In altri termini, il costo delle lavorazioni suppletive rappresenta (tendenzialmente) una costante sia se fatto emerge in sede di progettazione esecutiva, sia che emerga in sede esecutiva.

Quello che non è invariabile è, purtroppo, il fattore tempo : l’adozione di una variante in corso d’opera comporta significativi perditempo in ragione della lentezza decisionale del committente pubblico, da un lato e dalla difficoltosa ricerca delle  risorse suppletive.

E’ qui che si annida il baco degli extracosti, derivanti dal danno sociale per l’indisponibilità dell’opera, costi sociali per la sicurezza e, infine, dalle richieste risarcitorie dell’appaltatore che si trova a sostenere i costi per un periodo più ampio di quello preventivato in sede di gara  ed a postergare i ricavi in misura speculare.
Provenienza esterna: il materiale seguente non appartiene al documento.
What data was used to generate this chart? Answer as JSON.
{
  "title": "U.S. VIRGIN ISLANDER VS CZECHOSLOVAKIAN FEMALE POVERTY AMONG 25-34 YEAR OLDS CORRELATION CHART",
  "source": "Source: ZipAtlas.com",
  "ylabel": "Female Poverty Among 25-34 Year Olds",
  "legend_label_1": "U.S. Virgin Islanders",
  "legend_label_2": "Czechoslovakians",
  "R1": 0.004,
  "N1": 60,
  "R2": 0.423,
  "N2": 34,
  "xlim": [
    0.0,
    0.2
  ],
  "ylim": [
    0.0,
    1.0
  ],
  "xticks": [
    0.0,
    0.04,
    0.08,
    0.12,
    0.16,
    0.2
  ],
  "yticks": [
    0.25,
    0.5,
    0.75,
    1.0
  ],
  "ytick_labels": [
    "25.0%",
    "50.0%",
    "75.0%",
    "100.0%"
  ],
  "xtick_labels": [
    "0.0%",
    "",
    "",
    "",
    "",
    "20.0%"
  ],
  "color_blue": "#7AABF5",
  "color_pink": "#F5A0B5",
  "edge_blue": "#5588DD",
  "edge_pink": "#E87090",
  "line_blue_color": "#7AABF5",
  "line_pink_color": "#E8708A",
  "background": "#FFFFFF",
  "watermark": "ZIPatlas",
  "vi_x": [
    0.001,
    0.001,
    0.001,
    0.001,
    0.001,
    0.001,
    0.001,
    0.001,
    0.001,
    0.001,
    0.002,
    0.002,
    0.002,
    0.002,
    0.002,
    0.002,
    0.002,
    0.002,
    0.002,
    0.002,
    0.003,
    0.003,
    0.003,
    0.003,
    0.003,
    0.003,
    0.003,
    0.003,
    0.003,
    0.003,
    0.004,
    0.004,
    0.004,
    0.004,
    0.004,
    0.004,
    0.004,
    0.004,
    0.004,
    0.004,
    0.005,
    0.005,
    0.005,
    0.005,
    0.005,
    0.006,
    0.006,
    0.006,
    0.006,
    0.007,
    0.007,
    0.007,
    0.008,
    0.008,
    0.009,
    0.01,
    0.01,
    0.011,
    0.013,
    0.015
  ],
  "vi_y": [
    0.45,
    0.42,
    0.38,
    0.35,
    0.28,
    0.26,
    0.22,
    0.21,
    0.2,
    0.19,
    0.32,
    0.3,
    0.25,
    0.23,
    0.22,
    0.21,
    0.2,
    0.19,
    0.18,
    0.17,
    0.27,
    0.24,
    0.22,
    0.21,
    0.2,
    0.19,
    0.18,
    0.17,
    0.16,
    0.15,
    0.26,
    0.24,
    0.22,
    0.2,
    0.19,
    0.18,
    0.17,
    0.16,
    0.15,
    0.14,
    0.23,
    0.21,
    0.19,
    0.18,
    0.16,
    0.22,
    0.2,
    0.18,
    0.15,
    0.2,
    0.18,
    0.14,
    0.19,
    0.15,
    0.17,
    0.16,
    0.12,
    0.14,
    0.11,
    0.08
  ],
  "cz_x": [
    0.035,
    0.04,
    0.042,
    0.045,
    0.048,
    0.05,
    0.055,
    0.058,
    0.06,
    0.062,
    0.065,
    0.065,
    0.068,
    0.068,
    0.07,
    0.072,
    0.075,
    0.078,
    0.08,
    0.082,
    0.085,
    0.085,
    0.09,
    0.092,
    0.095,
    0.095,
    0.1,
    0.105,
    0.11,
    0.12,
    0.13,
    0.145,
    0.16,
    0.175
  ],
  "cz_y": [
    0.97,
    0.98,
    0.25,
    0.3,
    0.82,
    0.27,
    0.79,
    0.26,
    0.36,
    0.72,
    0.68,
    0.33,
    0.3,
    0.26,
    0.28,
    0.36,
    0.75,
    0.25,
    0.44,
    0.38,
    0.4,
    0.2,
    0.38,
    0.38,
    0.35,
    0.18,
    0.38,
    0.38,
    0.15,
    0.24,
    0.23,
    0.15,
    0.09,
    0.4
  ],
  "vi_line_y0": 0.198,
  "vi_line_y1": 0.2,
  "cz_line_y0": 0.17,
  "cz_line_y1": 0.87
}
Un effettiva tracciabilità delle scelte operate in sede di redazione ed approvazione della progettazione esecutiva potrebbe costituire una formidabile  spinta ad anticipare, appunto nella fase progettuale, l’adozione di quelle stesse varianti poi adottate in fase esecutiva e, al contempo, a semplificare la risoluzione delle (a  quel punto residue) controversie per claims in corso d’opera.

(*) tratto dall’intervento svolto dall’Avv. Massimo Frontoni il 5 giugno 2014 al XXV Convegno Nazionale di Geotecnica - “La geotecnica nella difesa del territorio e delle infrastrutture dalle calamità naturali”, organizzato da AGI - Associazione Geotecnica Italiana, tenutosi a Baveno.